Rate Limiting

Rate limiting restricts how many requests a client can make in a period of time. It protects login forms, password reset forms, APIs, search endpoints, expensive reports, and any feature that can be abused or accidentally overloaded.

A rate limit usually needs a key, a limit, a time window, and a response when the limit is exceeded. The key might be a user ID, IP address, API token, route name, or a combination.

A simple fixed-window example

<?php

declare(strict_types=1);

function isAllowed(int $currentCount, int $limit): bool
{
    return $currentCount < $limit;
}

foreach ([0, 4, 5] as $count) {
    echo $count . ': ' . (isAllowed($count, 5) ? 'allowed' : 'limited') . PHP_EOL;
}

// Prints:
// 0: allowed
// 4: allowed
// 5: limited

Real applications store counters in Redis, a database, a cache service, a framework limiter, or a gateway. An in-memory array is only useful for explaining the idea because each PHP process would have its own copy.

Choosing the key

Rate limiting by IP is common for anonymous traffic, but it can punish many users behind the same network. Rate limiting by user ID is better after authentication. API token limits are useful for partner or machine-to-machine APIs.

For login attempts, combine identifiers carefully: username/email plus IP is often more useful than IP alone.

Choose The Rule For The Risk

Different endpoints need different limits. A public product search may tolerate many requests. A password-reset endpoint should be much tighter because abuse can send unwanted email and help attackers probe accounts.

Common strategies include:

fixed window   count requests inside a time bucket
sliding window count requests across the recent period more smoothly
token bucket   allow a small burst while refilling capacity over time

Framework or gateway limiters usually provide these strategies. Start with a rule that is easy to explain and monitor, then adjust it from real traffic rather than guessing forever.

Shared Storage And Atomic Updates

A real limiter needs shared storage because requests can reach different PHP-FPM workers or different servers.

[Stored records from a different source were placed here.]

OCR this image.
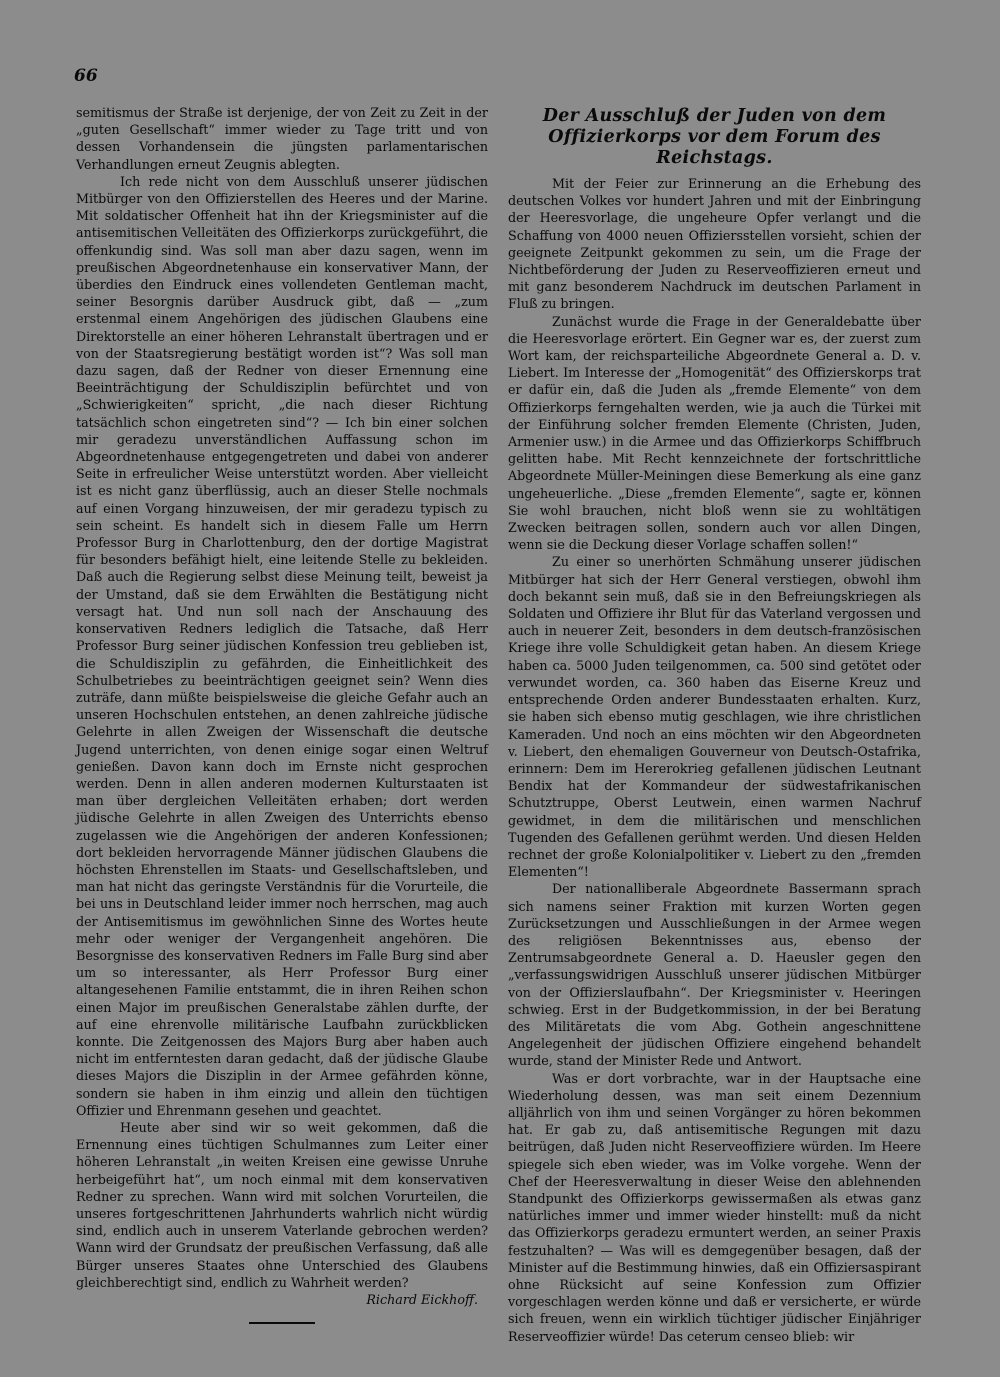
66

semitismus der Straße ist derjenige, der von Zeit zu Zeit in der „guten Gesellschaft“ immer wieder zu Tage tritt und von dessen Vorhandensein die jüngsten parlamentarischen Verhandlungen erneut Zeugnis ablegten.

Ich rede nicht von dem Ausschluß unserer jüdischen Mitbürger von den Offizierstellen des Heeres und der Marine. Mit soldatischer Offenheit hat ihn der Kriegsminister auf die antisemitischen Velleitäten des Offizierkorps zurückgeführt, die offenkundig sind. Was soll man aber dazu sagen, wenn im preußischen Abgeordnetenhause ein konservativer Mann, der überdies den Eindruck eines vollendeten Gentleman macht, seiner Besorgnis darüber Ausdruck gibt, daß — „zum erstenmal einem Angehörigen des jüdischen Glaubens eine Direktorstelle an einer höheren Lehranstalt übertragen und er von der Staatsregierung bestätigt worden ist“? Was soll man dazu sagen, daß der Redner von dieser Ernennung eine Beeinträchtigung der Schuldisziplin befürchtet und von „Schwierigkeiten“ spricht, „die nach dieser Richtung tatsächlich schon eingetreten sind“? — Ich bin einer solchen mir geradezu unverständlichen Auffassung schon im Abgeordnetenhause entgegengetreten und dabei von anderer Seite in erfreulicher Weise unterstützt worden. Aber vielleicht ist es nicht ganz überflüssig, auch an dieser Stelle nochmals auf einen Vorgang hinzuweisen, der mir geradezu typisch zu sein scheint. Es handelt sich in diesem Falle um Herrn Professor Burg in Charlottenburg, den der dortige Magistrat für besonders befähigt hielt, eine leitende Stelle zu bekleiden. Daß auch die Regierung selbst diese Meinung teilt, beweist ja der Umstand, daß sie dem Erwählten die Bestätigung nicht versagt hat. Und nun soll nach der Anschauung des konservativen Redners lediglich die Tatsache, daß Herr Professor Burg seiner jüdischen Konfession treu geblieben ist, die Schuldisziplin zu gefährden, die Einheitlichkeit des Schulbetriebes zu beeinträchtigen geeignet sein? Wenn dies zuträfe, dann müßte beispielsweise die gleiche Gefahr auch an unseren Hochschulen entstehen, an denen zahlreiche jüdische Gelehrte in allen Zweigen der Wissenschaft die deutsche Jugend unterrichten, von denen einige sogar einen Weltruf genießen. Davon kann doch im Ernste nicht gesprochen werden. Denn in allen anderen modernen Kulturstaaten ist man über dergleichen Velleitäten erhaben; dort werden jüdische Gelehrte in allen Zweigen des Unterrichts ebenso zugelassen wie die Angehörigen der anderen Konfessionen; dort bekleiden hervorragende Männer jüdischen Glaubens die höchsten Ehrenstellen im Staats- und Gesellschaftsleben, und man hat nicht das geringste Verständnis für die Vorurteile, die bei uns in Deutschland leider immer noch herrschen, mag auch der Antisemitismus im gewöhnlichen Sinne des Wortes heute mehr oder weniger der Vergangenheit angehören. Die Besorgnisse des konservativen Redners im Falle Burg sind aber um so interessanter, als Herr Professor Burg einer altangesehenen Familie entstammt, die in ihren Reihen schon einen Major im preußischen Generalstabe zählen durfte, der auf eine ehrenvolle militärische Laufbahn zurückblicken konnte. Die Zeitgenossen des Majors Burg aber haben auch nicht im entferntesten daran gedacht, daß der jüdische Glaube dieses Majors die Disziplin in der Armee gefährden könne, sondern sie haben in ihm einzig und allein den tüchtigen Offizier und Ehrenmann gesehen und geachtet.

Heute aber sind wir so weit gekommen, daß die Ernennung eines tüchtigen Schulmannes zum Leiter einer höheren Lehranstalt „in weiten Kreisen eine gewisse Unruhe herbeigeführt hat“, um noch einmal mit dem konservativen Redner zu sprechen. Wann wird mit solchen Vorurteilen, die unseres fortgeschrittenen Jahrhunderts wahrlich nicht würdig sind, endlich auch in unserem Vaterlande gebrochen werden? Wann wird der Grundsatz der preußischen Verfassung, daß alle Bürger unseres Staates ohne Unterschied des Glaubens gleichberechtigt sind, endlich zu Wahrheit werden?

Richard Eickhoff.

Der Ausschluß der Juden von dem Offizierkorps vor dem Forum des Reichstags.

Mit der Feier zur Erinnerung an die Erhebung des deutschen Volkes vor hundert Jahren und mit der Einbringung der Heeresvorlage, die ungeheure Opfer verlangt und die Schaffung von 4000 neuen Offiziersstellen vorsieht, schien der geeignete Zeitpunkt gekommen zu sein, um die Frage der Nichtbeförderung der Juden zu Reserveoffizieren erneut und mit ganz besonderem Nachdruck im deutschen Parlament in Fluß zu bringen.

Zunächst wurde die Frage in der Generaldebatte über die Heeresvorlage erörtert. Ein Gegner war es, der zuerst zum Wort kam, der reichsparteiliche Abgeordnete General a. D. v. Liebert. Im Interesse der „Homogenität“ des Offizierskorps trat er dafür ein, daß die Juden als „fremde Elemente“ von dem Offizierkorps ferngehalten werden, wie ja auch die Türkei mit der Einführung solcher fremden Elemente (Christen, Juden, Armenier usw.) in die Armee und das Offizierkorps Schiffbruch gelitten habe. Mit Recht kennzeichnete der fortschrittliche Abgeordnete Müller-Meiningen diese Bemerkung als eine ganz ungeheuerliche. „Diese „fremden Elemente“, sagte er, können Sie wohl brauchen, nicht bloß wenn sie zu wohltätigen Zwecken beitragen sollen, sondern auch vor allen Dingen, wenn sie die Deckung dieser Vorlage schaffen sollen!“

Zu einer so unerhörten Schmähung unserer jüdischen Mitbürger hat sich der Herr General verstiegen, obwohl ihm doch bekannt sein muß, daß sie in den Befreiungskriegen als Soldaten und Offiziere ihr Blut für das Vaterland vergossen und auch in neuerer Zeit, besonders in dem deutsch-französischen Kriege ihre volle Schuldigkeit getan haben. An diesem Kriege haben ca. 5000 Juden teilgenommen, ca. 500 sind getötet oder verwundet worden, ca. 360 haben das Eiserne Kreuz und entsprechende Orden anderer Bundesstaaten erhalten. Kurz, sie haben sich ebenso mutig geschlagen, wie ihre christlichen Kameraden. Und noch an eins möchten wir den Abgeordneten v. Liebert, den ehemaligen Gouverneur von Deutsch-Ostafrika, erinnern: Dem im Hererokrieg gefallenen jüdischen Leutnant Bendix hat der Kommandeur der südwestafrikanischen Schutztruppe, Oberst Leutwein, einen warmen Nachruf gewidmet, in dem die militärischen und menschlichen Tugenden des Gefallenen gerühmt werden. Und diesen Helden rechnet der große Kolonialpolitiker v. Liebert zu den „fremden Elementen“!

Der nationalliberale Abgeordnete Bassermann sprach sich namens seiner Fraktion mit kurzen Worten gegen Zurücksetzungen und Ausschließungen in der Armee wegen des religiösen Bekenntnisses aus, ebenso der Zentrumsabgeordnete General a. D. Haeusler gegen den „verfassungswidrigen Ausschluß unserer jüdischen Mitbürger von der Offizierslaufbahn“. Der Kriegsminister v. Heeringen schwieg. Erst in der Budgetkommission, in der bei Beratung des Militäretats die vom Abg. Gothein angeschnittene Angelegenheit der jüdischen Offiziere eingehend behandelt wurde, stand der Minister Rede und Antwort.

Was er dort vorbrachte, war in der Hauptsache eine Wiederholung dessen, was man seit einem Dezennium alljährlich von ihm und seinen Vorgänger zu hören bekommen hat. Er gab zu, daß antisemitische Regungen mit dazu beitrügen, daß Juden nicht Reserveoffiziere würden. Im Heere spiegele sich eben wieder, was im Volke vorgehe. Wenn der Chef der Heeresverwaltung in dieser Weise den ablehnenden Standpunkt des Offizierkorps gewissermaßen als etwas ganz natürliches immer und immer wieder hinstellt: muß da nicht das Offizierkorps geradezu ermuntert werden, an seiner Praxis festzuhalten? — Was will es demgegenüber besagen, daß der Minister auf die Bestimmung hinwies, daß ein Offiziersaspirant ohne Rücksicht auf seine Konfession zum Offizier vorgeschlagen werden könne und daß er versicherte, er würde sich freuen, wenn ein wirklich tüchtiger jüdischer Einjähriger Reserveoffizier würde! Das ceterum censeo blieb: wir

The counter update also needs to be atomic. Two requests arriving together must not both read the same old value and increment it independently. Redis is commonly used because increment-and-expire operations can be coordinated efficiently.

Rate limiting at a CDN or gateway is useful for broad traffic protection. Application-level limits are still useful when the key depends on authenticated user data or business rules.

The response

When a limit is exceeded, return 429 Too Many Requests. If possible, include a retry hint:

<?php

declare(strict_types=1);

http_response_code(429);
header('Retry-After: 60');

echo 'Too many requests. Try again later.' . PHP_EOL;

// Output body:
// Too many requests. Try again later.

Do not reveal sensitive details, such as whether a username exists, in rate-limit responses.

What you should be able to do

After this lesson, you should be able to explain why rate limiting exists, choose a sensible key and strategy, know why shared storage and atomic updates matter, return a 429 response, and recognise endpoints that need tighter limits.